In the liner notes of the disc, Yusa quotes Mexican poet Octavia Paz's definition of a haiku as "a poetic experience re-created as lived poetry". For Yusa that means singing about the intimate details of life, which could be anything from the swaying of the sea to a friend's dream. To sing about that type of subject matter requires a more personal style of music than the brash and romantic sounds of the Buena Vista generation. Yet, even though her arrangements are far less complex, there is no denying that her music bears the stamp of the same Afro/Cuban heritage.
Yusa is another one of those multi-talented woman who are able to not only play a multitude of instruments, but writes all of her own music as well. Part of that is a reflection of her extensive musical education that started in grade school and continued with studies at a conservatory of music, but it's also an extension of the passion that she brings to her work. She sees the poetry in life around her, and that compels the creation of her music.

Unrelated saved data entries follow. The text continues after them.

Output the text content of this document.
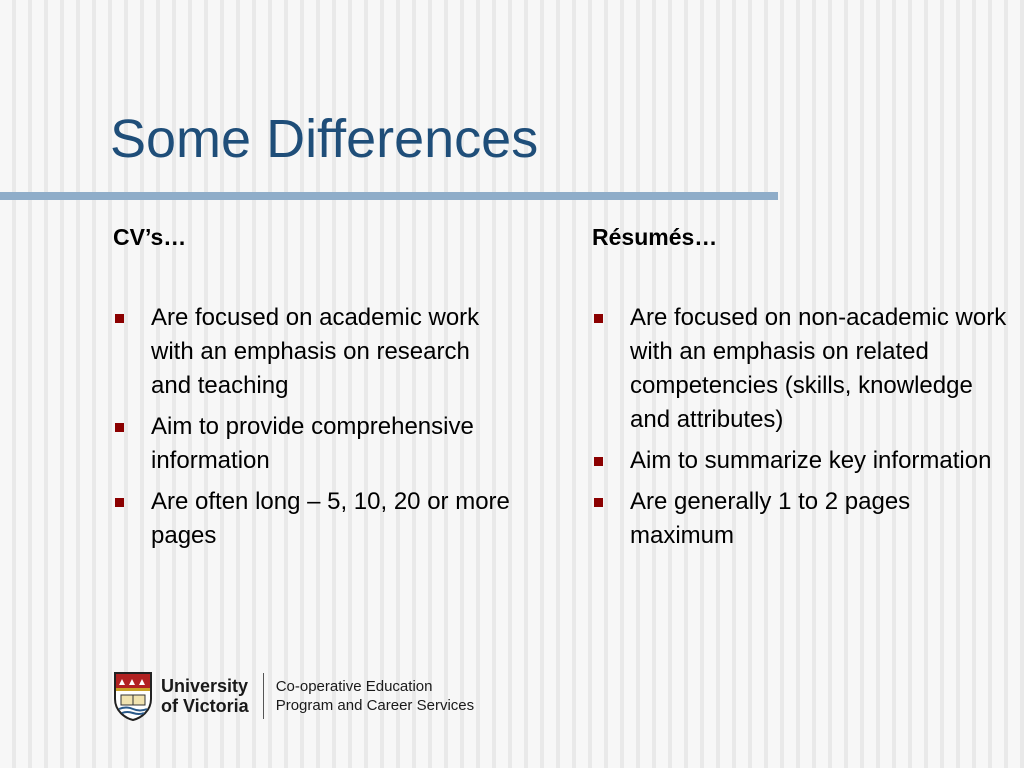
Some Differences
CV’s…
Are focused on academic work with an emphasis on research and teaching
Aim to provide comprehensive information
Are often long – 5, 10, 20 or more pages
Résumés…
Are focused on non-academic work with an emphasis on related competencies (skills, knowledge and attributes)
Aim to summarize key information
Are generally 1 to 2 pages maximum
University
of Victoria
Co-operative Education
Program and Career Services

The songs on Haiku range from solo efforts where she accompanies herself on keyboards, bass, and tres guitar, to those with a full complement of musicians including a horn section and a variety of percussion instruments. Interestingly enough, even those tracks with multiple performers appearing on the disc maintain, the atmosphere of intimacy. Instead of what happens so often with other performers, where the accompaniment becomes the focus of the songs, here they have managed to ensure that her voice is always our point of focus,
The majority of the song lyrics on Haiku are in Spanish, and although translations are provided for each song, it still feels like you're missing out on the subtleties that the songs might contain. Yet, by listening to the music and the expression in Yusa's voice while reading the translation, you are able to get a fairly good understanding of her intent each song.
The one song whose lyrics are in English, "Walking Heads" gives you a very good idea of what Yusa means by saying her lyrics reflect her inner world and the music the world around her. This song features a full band and the music captures the gentle sounds of the city around her, while she puzzles out thoughts about love. "There's no answers in the room/Just walking heads" brings to mind the way people can worry a thought or concern to death and not come up with any answers. Just pacing back and forth with your head full of thoughts that don't make an iota of difference to anybody - least of all you.

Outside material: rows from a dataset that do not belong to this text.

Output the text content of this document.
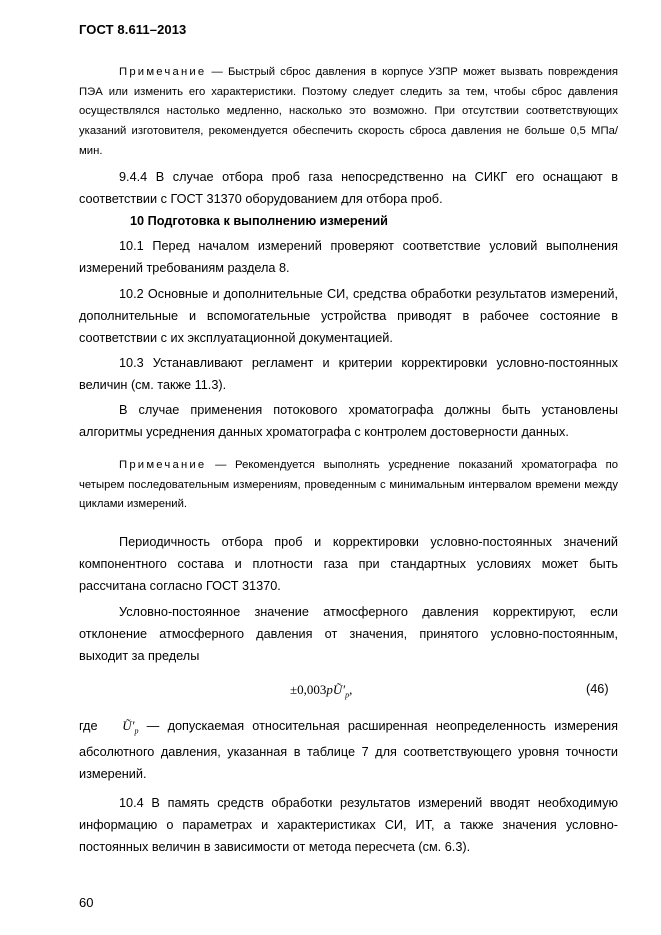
ГОСТ 8.611–2013
Примечание — Быстрый сброс давления в корпусе УЗПР может вызвать повреждения ПЭА или изменить его характеристики. Поэтому следует следить за тем, чтобы сброс давления осуществлялся настолько медленно, насколько это возможно. При отсутствии соответствующих указаний изготовителя, рекомендуется обеспечить скорость сброса давления не больше 0,5 МПа/мин.
9.4.4 В случае отбора проб газа непосредственно на СИКГ его оснащают в соответствии с ГОСТ 31370 оборудованием для отбора проб.
10 Подготовка к выполнению измерений
10.1 Перед началом измерений проверяют соответствие условий выполнения измерений требованиям раздела 8.
10.2 Основные и дополнительные СИ, средства обработки результатов измерений, дополнительные и вспомогательные устройства приводят в рабочее состояние в соответствии с их эксплуатационной документацией.
10.3 Устанавливают регламент и критерии корректировки условно-постоянных величин (см. также 11.3).
В случае применения потокового хроматографа должны быть установлены алгоритмы усреднения данных хроматографа с контролем достоверности данных.
Примечание — Рекомендуется выполнять усреднение показаний хроматографа по четырем последовательным измерениям, проведенным с минимальным интервалом времени между циклами измерений.
Периодичность отбора проб и корректировки условно-постоянных значений компонентного состава и плотности газа при стандартных условиях может быть рассчитана согласно ГОСТ 31370.
Условно-постоянное значение атмосферного давления корректируют, если отклонение атмосферного давления от значения, принятого условно-постоянным, выходит за пределы
$\pm 0,003pŨ'_p$,	(46)
где $Ũ'_p$ — допускаемая относительная расширенная неопределенность измерения абсолютного давления, указанная в таблице 7 для соответствующего уровня точности измерений.
10.4 В память средств обработки результатов измерений вводят необходимую информацию о параметрах и характеристиках СИ, ИТ, а также значения условно-постоянных величин в зависимости от метода пересчета (см. 6.3).
60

For those of you who still only think of Cuban music as being performed by the Buena Vista Social Club, or others of that generation, Haiku by Yusa will be a revelation. Not only is she a wonderful singer with a range that allows her to be as expressive as she needs, she has a wonderful ear for how song and lyric work together to create a mood. If Yusa is one of the new faces of Cuban music, than we can only hope that more of the new music finds its way to North America. Yet another good argument for ending a silly embargo.